6671 Compute the slice indexer for input labels and step.
6672
 (...)
6706 slice(1, 3, None)
6707 """
-> 6708 start_slice, end_slice = self.slice_locs(start, end, step=step)
6710 # return a slice
6711 if not is_scalar(start_slice):
File ~/work/pandas/pandas/pandas/core/indexes/base.py:6940, in Index.slice_locs(self, start, end, step)
6938 end_slice = None
6939 if end is not None:
-> 6940 end_slice = self.get_slice_bound(end, "right")
6941 if end_slice is None:
6942 end_slice = len(self)
File ~/work/pandas/pandas/pandas/core/indexes/base.py:6867, in Index.get_slice_bound(self, label, side)
6865 slc = lib.maybe_booleans_to_slice(slc.view("u1"))
6866 if isinstance(slc, np.ndarray):
-> 6867 raise KeyError(
6868 f"Cannot get {side} slice bound for non-unique "
6869 f"label: {repr(original_label)}"
6870 )
6872 if isinstance(slc, slice):
6873 if side == "left":
KeyError: 'Cannot get right slice bound for non-unique label: 3'

Index.is_monotonic_increasing and Index.is_monotonic_decreasing only check that an index is weakly monotonic. To check for strict monotonicity, you can combine one of those with the is_unique() attribute.

In [221]: weakly_monotonic = pd.Index(["a", "b", "c", "c"])
In [222]: weakly_monotonic
Out[222]: Index(['a', 'b', 'c', 'c'], dtype='object')
In [223]: weakly_monotonic.is_monotonic_increasing
Out[223]: True
In [224]: weakly_monotonic.is_monotonic_increasing & weakly_monotonic.is_unique
Out[224]: False

Endpoints are inclusive#

Compared with standard Python sequence slicing in which the slice endpoint is not inclusive, label-based slicing in pandas is inclusive. The primary reason for this is that it is often not possible to easily determine the "successor" or next element after a particular label in an index. For example, consider the following Series:

In [225]: s = pd.Series(np.random.randn(6), index=list("abcdef"))
In [226]: s
Out[226]: 
a -0.101684
b -0.734907
c -0.130121
d -0.476046
e 0.759104
f 0.213379
dtype: float64

Suppose we wished to slice from c to e, using integers this would be accomplished as such:

In [227]: s[2:5]
Out[227]: 
c -0.130121
d -0.476046
e 0.759104
dtype: float64

However, if you only had c and e, determining the next element in the index can be somewhat complicated. For example, the following does not work:

In [228]: s.loc['c':'e' + 1]
---------------------------------------------------------------------------
TypeErrorTraceback (most recent call last)
Cell In[228], line 1
----> 1 s.loc['c':'e' + 1]
TypeError: can only concatenate str (not "int") to str

A very common use case is to limit a time series to start and end at two specific dates.

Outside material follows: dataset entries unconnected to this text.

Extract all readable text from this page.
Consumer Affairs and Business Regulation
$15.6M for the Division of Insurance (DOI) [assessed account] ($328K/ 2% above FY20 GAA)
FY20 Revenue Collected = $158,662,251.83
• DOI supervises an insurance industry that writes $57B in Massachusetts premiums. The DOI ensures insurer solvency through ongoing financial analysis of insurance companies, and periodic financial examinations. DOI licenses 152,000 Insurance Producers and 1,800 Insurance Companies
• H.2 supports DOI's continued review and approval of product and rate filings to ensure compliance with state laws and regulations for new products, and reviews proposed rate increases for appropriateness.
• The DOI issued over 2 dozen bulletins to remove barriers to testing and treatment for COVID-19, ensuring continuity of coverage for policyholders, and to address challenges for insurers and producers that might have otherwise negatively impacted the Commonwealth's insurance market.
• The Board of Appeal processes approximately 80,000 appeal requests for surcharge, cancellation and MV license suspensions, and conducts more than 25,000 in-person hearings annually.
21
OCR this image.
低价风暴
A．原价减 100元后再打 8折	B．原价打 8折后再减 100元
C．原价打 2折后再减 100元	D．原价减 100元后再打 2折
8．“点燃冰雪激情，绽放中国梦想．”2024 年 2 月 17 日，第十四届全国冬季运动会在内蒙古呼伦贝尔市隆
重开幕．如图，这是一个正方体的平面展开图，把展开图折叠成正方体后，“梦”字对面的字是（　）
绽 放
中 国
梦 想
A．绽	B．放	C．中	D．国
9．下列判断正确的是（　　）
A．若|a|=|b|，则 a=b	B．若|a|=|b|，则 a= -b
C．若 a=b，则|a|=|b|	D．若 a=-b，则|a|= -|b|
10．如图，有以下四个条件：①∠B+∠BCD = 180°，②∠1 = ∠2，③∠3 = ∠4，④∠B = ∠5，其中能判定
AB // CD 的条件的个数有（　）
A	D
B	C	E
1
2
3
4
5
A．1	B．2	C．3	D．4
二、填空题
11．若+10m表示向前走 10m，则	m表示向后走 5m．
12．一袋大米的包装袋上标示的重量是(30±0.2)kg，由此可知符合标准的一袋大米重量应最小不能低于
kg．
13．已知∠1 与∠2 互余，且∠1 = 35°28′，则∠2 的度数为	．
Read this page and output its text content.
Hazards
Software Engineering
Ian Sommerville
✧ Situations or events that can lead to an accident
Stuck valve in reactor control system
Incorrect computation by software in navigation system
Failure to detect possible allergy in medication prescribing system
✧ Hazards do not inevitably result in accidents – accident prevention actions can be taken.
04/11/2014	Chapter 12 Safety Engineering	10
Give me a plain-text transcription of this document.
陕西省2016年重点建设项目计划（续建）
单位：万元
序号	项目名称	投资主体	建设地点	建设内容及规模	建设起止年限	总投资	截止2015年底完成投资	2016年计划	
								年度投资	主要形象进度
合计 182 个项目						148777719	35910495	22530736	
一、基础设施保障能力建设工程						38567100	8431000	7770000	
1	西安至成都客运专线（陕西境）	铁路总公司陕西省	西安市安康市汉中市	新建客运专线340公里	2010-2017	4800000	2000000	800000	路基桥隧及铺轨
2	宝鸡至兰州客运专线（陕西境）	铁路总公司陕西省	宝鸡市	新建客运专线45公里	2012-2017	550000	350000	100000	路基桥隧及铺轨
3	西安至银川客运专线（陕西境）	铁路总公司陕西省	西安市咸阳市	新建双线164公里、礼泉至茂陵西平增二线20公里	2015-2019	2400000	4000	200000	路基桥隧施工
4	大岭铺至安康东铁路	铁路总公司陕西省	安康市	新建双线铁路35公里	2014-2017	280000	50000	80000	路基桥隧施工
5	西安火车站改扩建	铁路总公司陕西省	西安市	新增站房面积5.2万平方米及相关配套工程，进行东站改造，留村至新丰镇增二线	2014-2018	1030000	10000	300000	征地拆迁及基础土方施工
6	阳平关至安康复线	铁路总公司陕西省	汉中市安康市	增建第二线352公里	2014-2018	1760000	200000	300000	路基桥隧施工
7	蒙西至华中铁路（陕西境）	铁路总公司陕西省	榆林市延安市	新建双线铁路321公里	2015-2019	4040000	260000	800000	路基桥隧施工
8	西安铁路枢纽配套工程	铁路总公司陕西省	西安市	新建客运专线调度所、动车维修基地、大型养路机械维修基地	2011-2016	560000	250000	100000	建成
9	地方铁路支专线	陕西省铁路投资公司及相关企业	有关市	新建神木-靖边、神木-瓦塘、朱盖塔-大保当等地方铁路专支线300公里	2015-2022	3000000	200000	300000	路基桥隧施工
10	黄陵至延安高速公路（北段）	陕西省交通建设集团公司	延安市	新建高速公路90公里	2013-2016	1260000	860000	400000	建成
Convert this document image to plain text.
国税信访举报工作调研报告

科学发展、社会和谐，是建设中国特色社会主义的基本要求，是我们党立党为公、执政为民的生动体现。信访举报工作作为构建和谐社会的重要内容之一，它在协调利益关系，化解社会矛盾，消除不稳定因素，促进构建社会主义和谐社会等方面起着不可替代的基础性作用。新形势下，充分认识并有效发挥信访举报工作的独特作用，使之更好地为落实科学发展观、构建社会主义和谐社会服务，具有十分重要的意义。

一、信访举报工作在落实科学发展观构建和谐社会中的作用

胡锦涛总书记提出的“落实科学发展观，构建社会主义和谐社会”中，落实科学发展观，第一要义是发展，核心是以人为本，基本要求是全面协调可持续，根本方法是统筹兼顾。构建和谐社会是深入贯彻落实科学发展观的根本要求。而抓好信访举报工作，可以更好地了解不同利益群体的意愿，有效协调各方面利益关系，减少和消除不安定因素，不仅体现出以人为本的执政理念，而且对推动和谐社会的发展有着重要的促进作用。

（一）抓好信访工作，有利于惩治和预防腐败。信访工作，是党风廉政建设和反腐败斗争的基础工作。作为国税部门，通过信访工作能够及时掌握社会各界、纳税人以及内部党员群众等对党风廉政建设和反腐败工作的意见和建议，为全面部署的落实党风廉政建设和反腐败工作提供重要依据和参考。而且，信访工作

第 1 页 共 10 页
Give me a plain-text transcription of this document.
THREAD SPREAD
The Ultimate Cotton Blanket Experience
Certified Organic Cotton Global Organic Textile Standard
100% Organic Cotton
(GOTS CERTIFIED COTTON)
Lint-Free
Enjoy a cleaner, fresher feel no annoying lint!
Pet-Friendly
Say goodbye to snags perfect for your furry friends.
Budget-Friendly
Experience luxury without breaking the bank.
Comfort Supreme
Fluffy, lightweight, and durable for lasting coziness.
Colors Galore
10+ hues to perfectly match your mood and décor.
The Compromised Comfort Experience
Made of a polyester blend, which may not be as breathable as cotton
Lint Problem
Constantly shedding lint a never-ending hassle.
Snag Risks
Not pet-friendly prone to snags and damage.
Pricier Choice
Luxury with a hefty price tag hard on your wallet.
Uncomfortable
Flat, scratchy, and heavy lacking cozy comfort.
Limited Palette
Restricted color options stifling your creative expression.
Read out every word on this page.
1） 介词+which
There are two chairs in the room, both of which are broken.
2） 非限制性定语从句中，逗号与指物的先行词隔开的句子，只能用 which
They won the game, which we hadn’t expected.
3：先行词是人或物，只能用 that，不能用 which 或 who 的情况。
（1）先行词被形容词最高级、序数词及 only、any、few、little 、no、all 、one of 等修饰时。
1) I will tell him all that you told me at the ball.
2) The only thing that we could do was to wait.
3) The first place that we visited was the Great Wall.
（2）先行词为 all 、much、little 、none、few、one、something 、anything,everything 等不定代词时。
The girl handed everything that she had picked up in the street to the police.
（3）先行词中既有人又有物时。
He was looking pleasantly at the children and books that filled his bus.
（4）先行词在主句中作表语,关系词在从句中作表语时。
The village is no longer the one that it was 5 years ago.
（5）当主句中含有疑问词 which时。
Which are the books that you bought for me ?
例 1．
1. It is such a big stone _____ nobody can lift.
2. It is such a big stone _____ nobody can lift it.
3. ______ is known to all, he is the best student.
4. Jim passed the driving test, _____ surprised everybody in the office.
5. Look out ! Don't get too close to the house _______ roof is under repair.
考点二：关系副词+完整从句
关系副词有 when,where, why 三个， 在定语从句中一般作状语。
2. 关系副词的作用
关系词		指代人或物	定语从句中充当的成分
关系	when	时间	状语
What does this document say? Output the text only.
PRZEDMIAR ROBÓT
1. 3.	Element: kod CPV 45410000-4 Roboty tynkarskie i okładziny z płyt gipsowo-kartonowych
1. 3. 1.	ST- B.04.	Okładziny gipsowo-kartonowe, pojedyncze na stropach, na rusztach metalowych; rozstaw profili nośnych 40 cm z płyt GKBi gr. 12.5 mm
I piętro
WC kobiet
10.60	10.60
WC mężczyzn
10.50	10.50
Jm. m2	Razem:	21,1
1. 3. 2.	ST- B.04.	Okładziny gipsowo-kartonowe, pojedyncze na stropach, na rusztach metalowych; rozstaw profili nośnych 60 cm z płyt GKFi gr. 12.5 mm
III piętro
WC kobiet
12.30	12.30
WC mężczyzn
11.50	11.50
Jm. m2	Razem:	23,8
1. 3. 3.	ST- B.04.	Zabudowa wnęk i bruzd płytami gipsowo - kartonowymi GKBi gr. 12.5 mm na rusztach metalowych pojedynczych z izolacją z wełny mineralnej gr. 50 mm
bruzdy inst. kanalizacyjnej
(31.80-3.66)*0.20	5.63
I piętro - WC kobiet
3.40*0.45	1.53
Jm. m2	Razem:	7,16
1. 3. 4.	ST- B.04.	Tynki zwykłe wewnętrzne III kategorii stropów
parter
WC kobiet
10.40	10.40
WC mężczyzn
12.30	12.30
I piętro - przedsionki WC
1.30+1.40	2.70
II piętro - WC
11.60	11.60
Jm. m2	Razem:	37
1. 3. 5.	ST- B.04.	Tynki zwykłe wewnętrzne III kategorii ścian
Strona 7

To enable this, we made the design choice to make label-based slicing include both endpoints:

In [229]: s.loc["c":"e"]
Out[229]: 
c -0.130121
d -0.476046
e 0.759104
dtype: float64

This is most definitely a "practicality beats purity" sort of thing, but it is something to watch out for if you expect label-based slicing to behave exactly in the way that standard Python integer slicing works.

Indexing potentially changes underlying Series dtype#

The different indexing operation can potentially change the dtype of a Series.

In [230]: series1 = pd.Series([1, 2, 3])
In [231]: series1.dtype
Out[231]: dtype('int64')
In [232]: res = series1.reindex([0, 4])
In [233]: res.dtype
Out[233]: dtype('float64')
In [234]: res
Out[234]: 
0 1.0
4 NaN
dtype: float64

In [235]: series2 = pd.Series([True])
In [236]: series2.dtype
Out[236]: dtype('bool')
In [237]: res = series2.reindex_like(series1)
In [238]: res.dtype
Out[238]: dtype('O')
In [239]: res
Out[239]: 
0 True
1 NaN
2 NaN
dtype: object

This is because the (re)indexing operations above silently inserts NaNs and the dtype changes accordingly. This can cause some issues when using numpy ufuncs such as numpy.logical_and.

See the GH 2388 for a more detailed discussion.